I'm reading Algorithms by Jeff Erickson, and I have trouble in solving the exercise in Greedy Algorithms:
(b) Suppose the total length N of the unencoded message is bounded by a polynomial in the alphabet size n. Prove that any Huffman tree for the frequencies f[1...n] has depth O(log n).
I don't know how to prove this, because I think the depth could reach n-1, like this: f[1...n] = {1, 1, 1, 3, 4, 7, 11, 18, 29, ...} (the Lucas number).
Maybe it's because of "N is bounded by a polynomial in the alphabet size n", but what does it mean? (for example, N = k n, and k is a constant?) If it's like this, I would say it's because when I merge two vertices u1, u2 (u1 <= u2) in the Huffman Tree, the new vertex v = u1 + u2, which is at least once bigger than u1, and I know that the root of the tree is n, so I will only merge vertices for no more than O(log n) times, so the depth is about O(log n). But I don't know if I'm right.
Could you please help me? Thanks!
Yes, you are correct that without any constraints the depth could indeed reach n-1 in the extremely unbalanced case where you effectively have a linked list.

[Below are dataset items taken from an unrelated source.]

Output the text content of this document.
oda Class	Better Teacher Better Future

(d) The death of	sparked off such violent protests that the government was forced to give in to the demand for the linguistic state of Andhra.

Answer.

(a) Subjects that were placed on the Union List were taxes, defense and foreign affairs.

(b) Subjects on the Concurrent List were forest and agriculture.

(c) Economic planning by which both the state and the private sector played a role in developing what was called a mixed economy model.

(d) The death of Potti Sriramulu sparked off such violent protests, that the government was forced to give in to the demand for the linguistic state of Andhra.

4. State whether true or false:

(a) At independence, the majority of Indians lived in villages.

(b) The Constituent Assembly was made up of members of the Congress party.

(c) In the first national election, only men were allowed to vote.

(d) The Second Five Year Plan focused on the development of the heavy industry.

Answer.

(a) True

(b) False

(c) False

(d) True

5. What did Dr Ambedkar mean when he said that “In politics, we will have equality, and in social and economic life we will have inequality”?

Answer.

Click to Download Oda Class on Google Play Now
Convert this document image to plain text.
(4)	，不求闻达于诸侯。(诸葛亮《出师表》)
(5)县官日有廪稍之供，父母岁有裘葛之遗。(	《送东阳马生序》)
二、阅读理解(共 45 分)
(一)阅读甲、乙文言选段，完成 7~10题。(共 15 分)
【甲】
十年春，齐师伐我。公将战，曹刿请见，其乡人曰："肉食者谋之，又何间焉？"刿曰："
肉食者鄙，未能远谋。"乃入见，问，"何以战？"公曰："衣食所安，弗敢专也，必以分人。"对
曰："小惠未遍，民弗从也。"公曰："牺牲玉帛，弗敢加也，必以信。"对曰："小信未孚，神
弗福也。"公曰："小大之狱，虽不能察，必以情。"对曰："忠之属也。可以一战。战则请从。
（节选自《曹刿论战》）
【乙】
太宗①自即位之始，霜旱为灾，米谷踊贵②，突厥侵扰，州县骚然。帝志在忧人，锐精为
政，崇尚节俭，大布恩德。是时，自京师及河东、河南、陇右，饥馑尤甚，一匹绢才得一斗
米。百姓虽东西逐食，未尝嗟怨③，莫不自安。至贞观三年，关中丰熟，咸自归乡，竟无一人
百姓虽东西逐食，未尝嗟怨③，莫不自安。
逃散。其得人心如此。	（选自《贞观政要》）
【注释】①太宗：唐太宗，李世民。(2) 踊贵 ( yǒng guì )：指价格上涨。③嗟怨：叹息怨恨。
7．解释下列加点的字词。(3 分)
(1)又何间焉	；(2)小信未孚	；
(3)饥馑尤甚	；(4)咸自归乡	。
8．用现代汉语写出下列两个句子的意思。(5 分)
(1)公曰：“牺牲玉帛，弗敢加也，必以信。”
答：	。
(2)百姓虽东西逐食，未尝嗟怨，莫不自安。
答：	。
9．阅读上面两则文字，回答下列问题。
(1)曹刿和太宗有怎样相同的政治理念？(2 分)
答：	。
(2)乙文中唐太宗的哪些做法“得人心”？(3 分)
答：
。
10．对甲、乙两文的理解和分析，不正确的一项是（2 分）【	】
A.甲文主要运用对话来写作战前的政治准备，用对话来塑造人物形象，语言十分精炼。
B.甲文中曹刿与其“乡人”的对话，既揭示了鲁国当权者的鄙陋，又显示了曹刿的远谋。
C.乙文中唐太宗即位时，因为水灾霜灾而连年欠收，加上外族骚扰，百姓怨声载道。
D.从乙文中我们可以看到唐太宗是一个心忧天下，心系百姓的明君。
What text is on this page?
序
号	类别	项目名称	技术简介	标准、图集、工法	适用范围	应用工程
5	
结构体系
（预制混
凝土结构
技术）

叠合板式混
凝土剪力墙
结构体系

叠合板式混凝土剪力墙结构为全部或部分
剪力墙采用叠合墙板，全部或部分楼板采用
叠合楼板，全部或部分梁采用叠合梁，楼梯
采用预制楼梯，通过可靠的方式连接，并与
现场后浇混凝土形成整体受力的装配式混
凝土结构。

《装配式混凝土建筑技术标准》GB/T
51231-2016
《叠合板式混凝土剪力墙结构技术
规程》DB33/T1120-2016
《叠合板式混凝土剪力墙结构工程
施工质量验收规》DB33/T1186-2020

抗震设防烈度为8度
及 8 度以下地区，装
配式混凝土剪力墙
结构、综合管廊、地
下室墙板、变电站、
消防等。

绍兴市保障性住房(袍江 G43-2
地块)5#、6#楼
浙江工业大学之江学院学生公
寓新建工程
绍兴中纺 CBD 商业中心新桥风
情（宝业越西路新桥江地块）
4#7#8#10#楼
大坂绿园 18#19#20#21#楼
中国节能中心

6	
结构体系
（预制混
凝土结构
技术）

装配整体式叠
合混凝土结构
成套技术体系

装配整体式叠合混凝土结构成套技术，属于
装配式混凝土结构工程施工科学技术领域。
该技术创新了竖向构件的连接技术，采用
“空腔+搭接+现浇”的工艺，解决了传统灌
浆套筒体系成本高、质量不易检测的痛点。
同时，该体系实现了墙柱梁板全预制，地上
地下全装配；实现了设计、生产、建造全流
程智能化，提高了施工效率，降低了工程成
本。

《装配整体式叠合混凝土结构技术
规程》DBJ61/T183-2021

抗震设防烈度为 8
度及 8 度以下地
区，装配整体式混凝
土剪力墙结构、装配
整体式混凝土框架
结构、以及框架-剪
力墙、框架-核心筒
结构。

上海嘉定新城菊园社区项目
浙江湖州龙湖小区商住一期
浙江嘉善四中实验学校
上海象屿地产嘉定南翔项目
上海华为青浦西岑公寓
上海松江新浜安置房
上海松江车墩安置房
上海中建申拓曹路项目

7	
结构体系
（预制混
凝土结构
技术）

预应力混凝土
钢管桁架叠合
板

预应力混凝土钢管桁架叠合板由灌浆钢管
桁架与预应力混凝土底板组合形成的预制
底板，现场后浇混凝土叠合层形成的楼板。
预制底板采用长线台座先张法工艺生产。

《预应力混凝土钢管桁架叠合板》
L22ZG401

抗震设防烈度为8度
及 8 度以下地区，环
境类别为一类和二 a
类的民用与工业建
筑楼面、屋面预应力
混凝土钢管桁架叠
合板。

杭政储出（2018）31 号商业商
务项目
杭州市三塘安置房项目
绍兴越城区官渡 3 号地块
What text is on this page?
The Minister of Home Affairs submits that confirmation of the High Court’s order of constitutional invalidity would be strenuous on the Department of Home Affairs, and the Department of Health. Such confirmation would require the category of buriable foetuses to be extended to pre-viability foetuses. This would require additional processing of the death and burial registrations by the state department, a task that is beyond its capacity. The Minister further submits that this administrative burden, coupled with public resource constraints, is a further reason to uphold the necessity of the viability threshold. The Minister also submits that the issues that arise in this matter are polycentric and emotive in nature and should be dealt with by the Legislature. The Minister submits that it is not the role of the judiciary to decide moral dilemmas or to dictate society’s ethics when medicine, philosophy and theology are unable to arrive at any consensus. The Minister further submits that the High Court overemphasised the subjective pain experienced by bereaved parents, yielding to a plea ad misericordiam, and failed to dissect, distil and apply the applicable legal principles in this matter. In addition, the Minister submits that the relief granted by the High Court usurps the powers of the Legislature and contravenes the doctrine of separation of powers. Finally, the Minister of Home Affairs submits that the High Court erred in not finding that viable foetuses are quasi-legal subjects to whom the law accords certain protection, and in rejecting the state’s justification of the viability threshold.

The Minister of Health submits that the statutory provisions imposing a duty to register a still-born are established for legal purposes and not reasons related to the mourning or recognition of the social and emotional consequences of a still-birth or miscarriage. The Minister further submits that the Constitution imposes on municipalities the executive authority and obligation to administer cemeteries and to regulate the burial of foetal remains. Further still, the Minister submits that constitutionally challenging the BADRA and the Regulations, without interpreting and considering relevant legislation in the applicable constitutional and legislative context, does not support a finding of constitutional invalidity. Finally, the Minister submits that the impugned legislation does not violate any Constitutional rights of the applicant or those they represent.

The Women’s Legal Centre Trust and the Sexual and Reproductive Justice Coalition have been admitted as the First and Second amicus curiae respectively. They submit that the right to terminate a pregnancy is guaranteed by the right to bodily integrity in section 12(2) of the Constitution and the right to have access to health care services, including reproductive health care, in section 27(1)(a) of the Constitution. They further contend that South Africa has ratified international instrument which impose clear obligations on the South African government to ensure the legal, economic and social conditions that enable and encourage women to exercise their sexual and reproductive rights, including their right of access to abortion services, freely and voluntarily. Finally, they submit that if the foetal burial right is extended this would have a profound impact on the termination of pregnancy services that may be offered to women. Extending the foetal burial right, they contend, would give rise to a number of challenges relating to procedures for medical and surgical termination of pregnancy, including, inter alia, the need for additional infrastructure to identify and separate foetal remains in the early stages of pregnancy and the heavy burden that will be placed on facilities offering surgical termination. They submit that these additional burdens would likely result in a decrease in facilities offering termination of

However, the added constraint of "... the total length N of the unencoded message is bounded by a polynomial in the alphabet size n." implies that N=O(n^k). Therefore, the average frequency of each character is N/n=O(n^(k−1)). This implies that no character’s frequency is disproportionately large or small compared to the others. The frequencies are distributed more evenly, preventing extreme imbalances during the tree construction.
If we consider a binary tree, the height is logarithmic in the number of leaves if the tree is balanced. For a perfectly balanced tree, the height is O(log n).
While the Huffman tree with this constraint is not always perfectly balanced, the balanced nature of the merges due to the tend of evenly distributed frequencies ensures that the height is close to O(log n).